Aneta Szczepańska (trener reprezentacji Polski):
– Prowadzę kadrę narodową dopiero od miesiąca, a z pewnością marzeniem jest medal olimpijski. Bardzo dobrze w sezon weszła – wracająca do walk po urodzeniu dziecka – Katarzyna Kłys, jedna z zawodniczek, która będzie stanowiła trzon reprezentacji. Zajęła 3 miejsca w Belgii i PŚ w Rzymie, choć jej forma nie jest za wysoka, jednakże stabilna.
– Oprócz Kasi Kłys, liczę też na powracają po kontuzji Halimę Mohamed-Seghir, a także Ewę Konieczny czy Karolinę Tałach. Generalnie ciężko będzie o najwyższe lokaty, ale sport ma to do siebie, że są niespodzianki.
– Halima to jedna z naszych nadziei, która po sukcesach w gronie juniorek i młodzieżowców, powinna zacząć odnosić sukcesy w gronie seniorek. W ogóle nasze zawodniczki mające po 20-25 lat są w idealnym wieku, by wygrywać ważne turnieje. Wiem po sobie, że to bardzo dobry wiek pod względem przygotowania fizycznego, a także szybkości regeneracji po wysiłku.
– O sile zespołu stanowić będą też zawodniczki dziś kontuzjowane, których zabraknie w PŚ w Warszawie – Karolina Pieńkowska, Arleta Podolak, Agata Perenc i Daria Pogorzelec. Mistrzyni świata juniorek Podolak wraca do zdrowia, była z nami już na trzecim turnusie zgrupowania w Cetniewie, ale jeszcze nie jest w pełni przygotowana, aby startować w PŚ. Będzie się szykować pod kątem ME, mam nadzieję, że pozostanie w wadze 57 kg i nie będzie zmieniać na 52 kg.
– Mam utalentowane zawodniczki, chętne do walki, potrzeba im trochę większego zęba do rywalizacji, a nawet takiego chamstwa na macie.
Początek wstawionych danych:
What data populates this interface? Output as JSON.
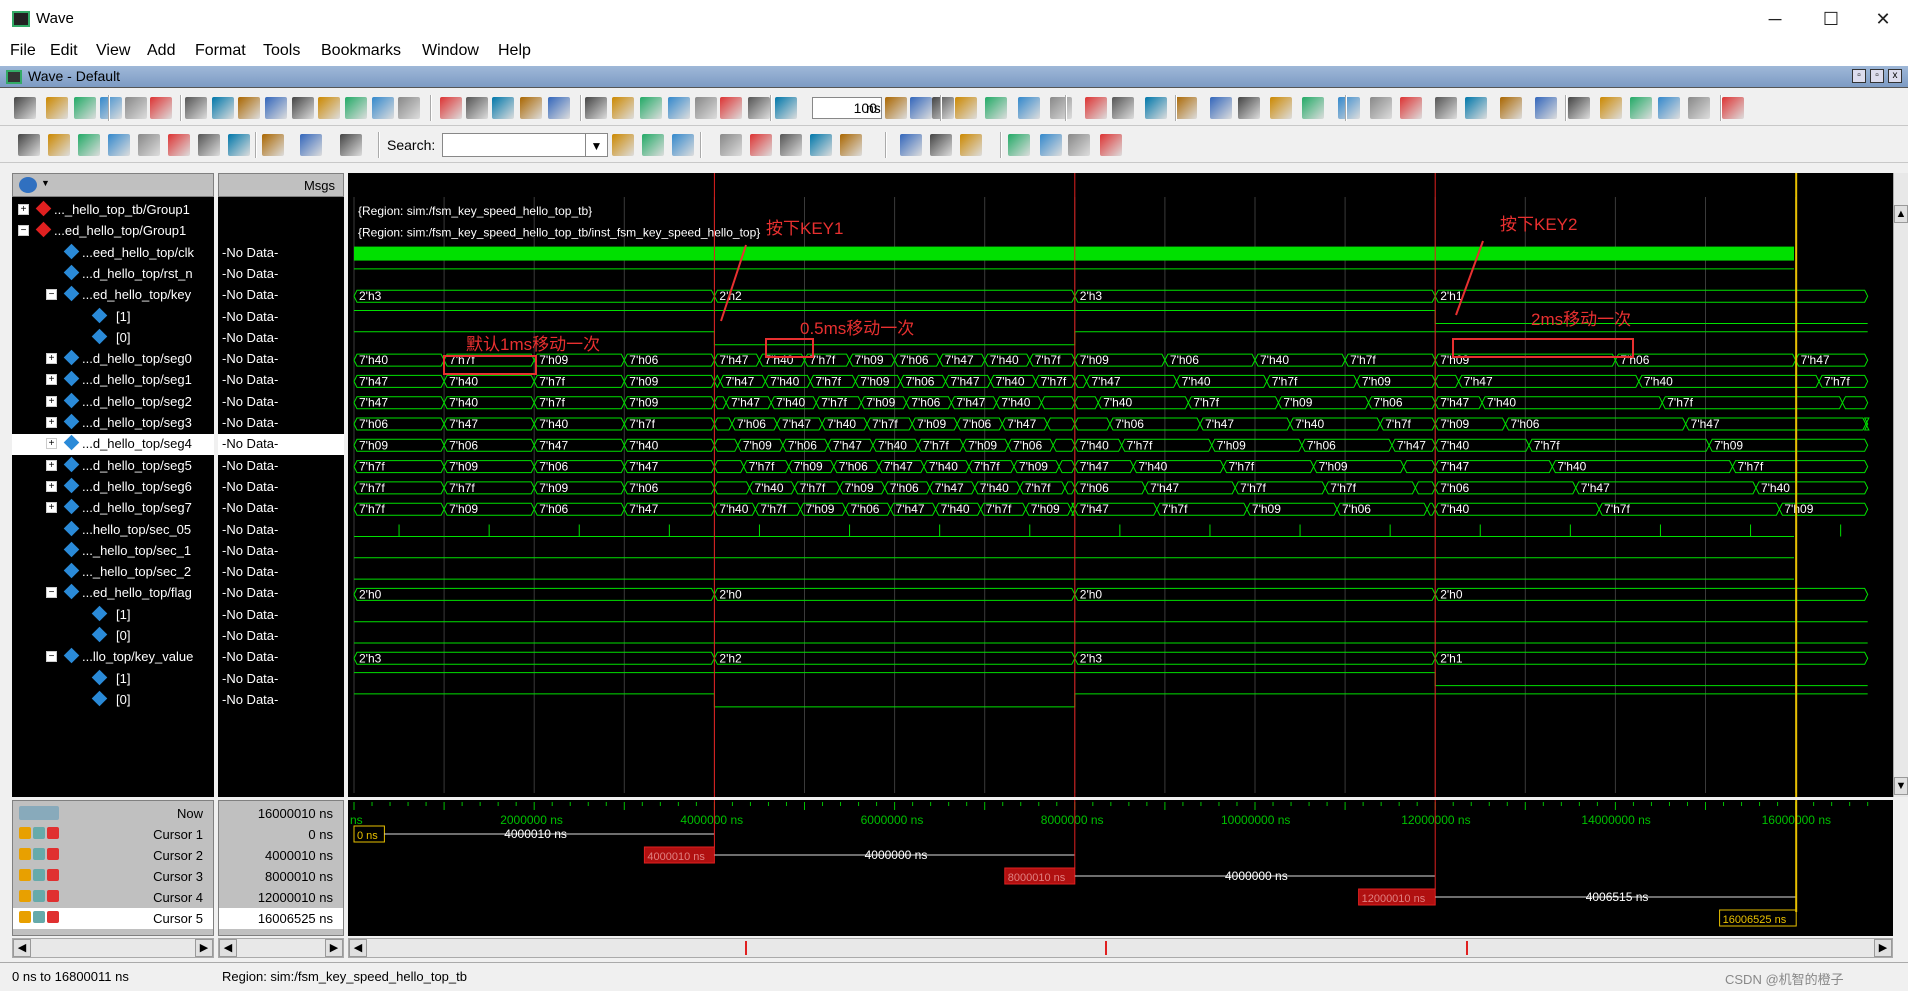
{
  "window": {
    "title": "Wave",
    "minimize": "─",
    "maximize": "☐",
    "close": "✕"
  },
  "menu": [
    "File",
    "Edit",
    "View",
    "Add",
    "Format",
    "Tools",
    "Bookmarks",
    "Window",
    "Help"
  ],
  "pane": {
    "title": "Wave - Default"
  },
  "toolbar": {
    "zoom_value": "100",
    "zoom_unit": "ns",
    "search_label": "Search:",
    "search_value": ""
  },
  "headers": {
    "values": "Msgs"
  },
  "signals": [
    {
      "name": "..._hello_top_tb/Group1",
      "value": "",
      "level": 0,
      "exp": "+",
      "color": "#e02020"
    },
    {
      "name": "...ed_hello_top/Group1",
      "value": "",
      "level": 0,
      "exp": "−",
      "color": "#e02020"
    },
    {
      "name": "...eed_hello_top/clk",
      "value": "-No Data-",
      "level": 1,
      "exp": "",
      "color": "#2a8ad8"
    },
    {
      "name": "...d_hello_top/rst_n",
      "value": "-No Data-",
      "level": 1,
      "exp": "",
      "color": "#2a8ad8"
    },
    {
      "name": "...ed_hello_top/key",
      "value": "-No Data-",
      "level": 1,
      "exp": "−",
      "color": "#2a8ad8"
    },
    {
      "name": "[1]",
      "value": "-No Data-",
      "level": 2,
      "exp": "",
      "color": "#2a8ad8"
    },
    {
      "name": "[0]",
      "value": "-No Data-",
      "level": 2,
      "exp": "",
      "color": "#2a8ad8"
    },
    {
      "name": "...d_hello_top/seg0",
      "value": "-No Data-",
      "level": 1,
      "exp": "+",
      "color": "#2a8ad8"
    },
    {
      "name": "...d_hello_top/seg1",
      "value": "-No Data-",
      "level": 1,
      "exp": "+",
      "color": "#2a8ad8"
    },
    {
      "name": "...d_hello_top/seg2",
      "value": "-No Data-",
      "level": 1,
      "exp": "+",
      "color": "#2a8ad8"
    },
    {
      "name": "...d_hello_top/seg3",
      "value": "-No Data-",
      "level": 1,
      "exp": "+",
      "color": "#2a8ad8"
    },
    {
      "name": "...d_hello_top/seg4",
      "value": "-No Data-",
      "level": 1,
      "exp": "+",
      "color": "#2a8ad8",
      "selected": true
    },
    {
      "name": "...d_hello_top/seg5",
      "value": "-No Data-",
      "level": 1,
      "exp": "+",
      "color": "#2a8ad8"
    },
    {
      "name": "...d_hello_top/seg6",
      "value": "-No Data-",
      "level": 1,
      "exp": "+",
      "color": "#2a8ad8"
    },
    {
      "name": "...d_hello_top/seg7",
      "value": "-No Data-",
      "level": 1,
      "exp": "+",
      "color": "#2a8ad8"
    },
    {
      "name": "...hello_top/sec_05",
      "value": "-No Data-",
      "level": 1,
      "exp": "",
      "color": "#2a8ad8"
    },
    {
      "name": "..._hello_top/sec_1",
      "value": "-No Data-",
      "level": 1,
      "exp": "",
      "color": "#2a8ad8"
    },
    {
      "name": "..._hello_top/sec_2",
      "value": "-No Data-",
      "level": 1,
      "exp": "",
      "color": "#2a8ad8"
    },
    {
      "name": "...ed_hello_top/flag",
      "value": "-No Data-",
      "level": 1,
      "exp": "−",
      "color": "#2a8ad8"
    },
    {
      "name": "[1]",
      "value": "-No Data-",
      "level": 2,
      "exp": "",
      "color": "#2a8ad8"
    },
    {
      "name": "[0]",
      "value": "-No Data-",
      "level": 2,
      "exp": "",
      "color": "#2a8ad8"
    },
    {
      "name": "...llo_top/key_value",
      "value": "-No Data-",
      "level": 1,
      "exp": "−",
      "color": "#2a8ad8"
    },
    {
      "name": "[1]",
      "value": "-No Data-",
      "level": 2,
      "exp": "",
      "color": "#2a8ad8"
    },
    {
      "name": "[0]",
      "value": "-No Data-",
      "level": 2,
      "exp": "",
      "color": "#2a8ad8"
    }
  ],
  "region_lines": [
    "{Region: sim:/fsm_key_speed_hello_top_tb}",
    "{Region: sim:/fsm_key_speed_hello_top_tb/inst_fsm_key_speed_hello_top}"
  ],
  "waves": {
    "key": [
      "2'h3",
      "2'h2",
      "2'h3",
      "2'h1"
    ],
    "seg": [
      [
        "7'h40",
        "7'h7f",
        "7'h09",
        "7'h06",
        "7'h47",
        "7'h40",
        "7'h7f",
        "7'h09",
        "7'h06",
        "7'h47",
        "7'h40",
        "7'h7f",
        "7'h09",
        "7'h06"
      ],
      [
        "7'h47",
        "7'h40",
        "7'h7f",
        "7'h09",
        "7'h06",
        "7'h47",
        "7'h40",
        "7'h7f",
        "7'h09",
        "7'h06",
        "7'h47",
        "7'h40",
        "7'h7f",
        "7'h09"
      ],
      [
        "7'h47",
        "7'h40",
        "7'h7f",
        "7'h09",
        "7'h06",
        "7'h47",
        "7'h40",
        "7'h7f",
        "7'h09",
        "7'h06",
        "7'h47",
        "7'h40",
        "7'h7f"
      ],
      [
        "7'h06",
        "7'h47",
        "7'h40",
        "7'h7f",
        "7'h09",
        "7'h06",
        "7'h47",
        "7'h40",
        "7'h7f",
        "7'h09",
        "7'h06",
        "7'h47",
        "7'h40",
        "7'h7f"
      ],
      [
        "7'h09",
        "7'h06",
        "7'h47",
        "7'h40",
        "7'h7f",
        "7'h09",
        "7'h06",
        "7'h47",
        "7'h40",
        "7'h7f",
        "7'h09",
        "7'h06",
        "7'h47",
        "7'h40",
        "7'h7f"
      ],
      [
        "7'h7f",
        "7'h09",
        "7'h06",
        "7'h47",
        "7'h40",
        "7'h7f",
        "7'h09",
        "7'h06",
        "7'h47",
        "7'h40",
        "7'h7f",
        "7'h09",
        "7'h06",
        "7'h47",
        "7'h40"
      ],
      [
        "7'h7f",
        "7'h7f",
        "7'h09",
        "7'h06",
        "7'h47",
        "7'h40",
        "7'h7f",
        "7'h09",
        "7'h06",
        "7'h47",
        "7'h40",
        "7'h7f",
        "7'h09",
        "7'h06",
        "7'h47"
      ],
      [
        "7'h7f",
        "7'h09",
        "7'h06",
        "7'h47",
        "7'h40",
        "7'h7f",
        "7'h09",
        "7'h06",
        "7'h47",
        "7'h40",
        "7'h7f",
        "7'h09",
        "7'h06",
        "7'h47"
      ]
    ],
    "flag": [
      "2'h0",
      "2'h0",
      "2'h0",
      "2'h0"
    ],
    "key_value": [
      "2'h3",
      "2'h2",
      "2'h3",
      "2'h1"
    ]
  },
  "annotations": {
    "key1": "按下KEY1",
    "key2": "按下KEY2",
    "default": "默认1ms移动一次",
    "half": "0.5ms移动一次",
    "two": "2ms移动一次"
  },
  "timeline": {
    "ticks": [
      "ns",
      "2000000 ns",
      "4000000 ns",
      "6000000 ns",
      "8000000 ns",
      "10000000 ns",
      "12000000 ns",
      "14000000 ns",
      "16000000 ns"
    ],
    "now_label": "Now",
    "now_value": "16000010 ns"
  },
  "cursors": [
    {
      "name": "Cursor 1",
      "value": "0 ns",
      "box": "0 ns",
      "delta": "4000010 ns"
    },
    {
      "name": "Cursor 2",
      "value": "4000010 ns",
      "box": "4000010 ns",
      "delta": "4000000 ns"
    },
    {
      "name": "Cursor 3",
      "value": "8000010 ns",
      "box": "8000010 ns",
      "delta": "4000000 ns"
    },
    {
      "name": "Cursor 4",
      "value": "12000010 ns",
      "box": "12000010 ns",
      "delta": "4006515 ns"
    },
    {
      "name": "Cursor 5",
      "value": "16006525 ns",
      "box": "16006525 ns",
      "delta": ""
    }
  ],
  "status": {
    "range": "0 ns to 16800011 ns",
    "region": "Region: sim:/fsm_key_speed_hello_top_tb",
    "watermark": "CSDN @机智的橙子"
  },
  "colors": {
    "wave": "#00e000",
    "cursor": "#e02020",
    "active_cursor": "#e8c000",
    "bus_text": "#ffffff"
  }
}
Niektóre pojedynki np. sparingowe wyglądają teraz jak walki pięściarskie, trzeba rozdzielać zawodniczki.
Wiesław Błach (prezes Polskiego Związku Judo):
– Chciałbym, aby każdego dnia nasze zawodniczki zdobyły medal w hali Arena Ursynów. Przed dwoma laty nikomu to się nie udało, teraz mamy kilka czołowych judoczek kontuzjowanych, ale liczę na dobre występy kadrowiczek. To z tej grupy wyłoniona zostanie reprezentacja na ME i MŚ.
– Poziom sportowy w polskich PŚ zawsze jest wysoki, nie inaczej będzie i teraz, bowiem na liście zgłoszeń sporo jest medalistek mistrzostw świata i Europy. W przyszłym roku warszawskie zawody będą w programie kwalifikacji olimpijskich mężczyzn, a w 2016 roku – kobiet.
– Mam nadzieję, że wracają do dobrej formy po urlopie macierzyńskim Katarzyna Kłys co najmniej powtórzy 3 miejsce z PŚ w Rzymie i stanie na podium. Żałuję, że kilka zawodniczek nie weźmie udział w imprezie.
– Niestety, niezależnie od tego, czy wyniki judoków są dobre czy trochę słabsze, co roku Ministerstwo Sportu i Turystyki obniża dotację finansową na nasz związek. Nawet po bardzo dobrym sezonie 2012, gdzie były dwa miejsca punktowane, a także medale ME, dostaliśmy znów mniej… Nie wiem jak to wytłumaczyć, kryteria podziału pieniędzy ministerialnych są bardziej uznaniowe niż na podstawie wyników.
– Czujemy się wręcz oszukani, bowiem mówiono, że zabrane pieniądze z federacji wojewódzkich zostaną przekazane do PZJudo. Tymczasem na kadry wojewódzkie nie dostaliśmy ani złotówki. Przecież na początku roku zorganizowaliśmy bardzo szerokie osobowo zgrupowanie w Cetniewie. Dla trenerów to był taki draft, przegląd stanu posiadania. A teraz nie wiem z czego zapłacimy za te przygotowania? Czujemy się niedowartościowani i źle oceniani.
Adam Maj (dyrektor sportowy Polskiego Związku Judo):
– W Warszawie wystartuje wiele utytułowanych zagranicznych zawodniczek, a także sporo młodych judoczek, przebijających się do swoich reprezentacji. Wszyscy szykują się do kwalifikacji olimpijskich rozpoczynających się pod koniec maja Pucharem Świata w Madrycie.
– Oczywiście, celujemy w medal olimpijski w Rio de Janeiro. W Londynie było 5 (Paweł Zagrodnik) i 7 miejsce (Daria Pogorzelec), ale o takich pozycjach szybko się zapomina, najważniejsze są medale, które ustawiają medale. Jestem przekonany, że z Rio wrócimy z medalem. Kwalifikacje są 2-letnie, łącznie 64 turnieje. Na podstawie rankingu z każdej wagi awansuje 14 zawodniczek i 22 zawodników, a kolejni dostaną tzw. „dzikie karty”.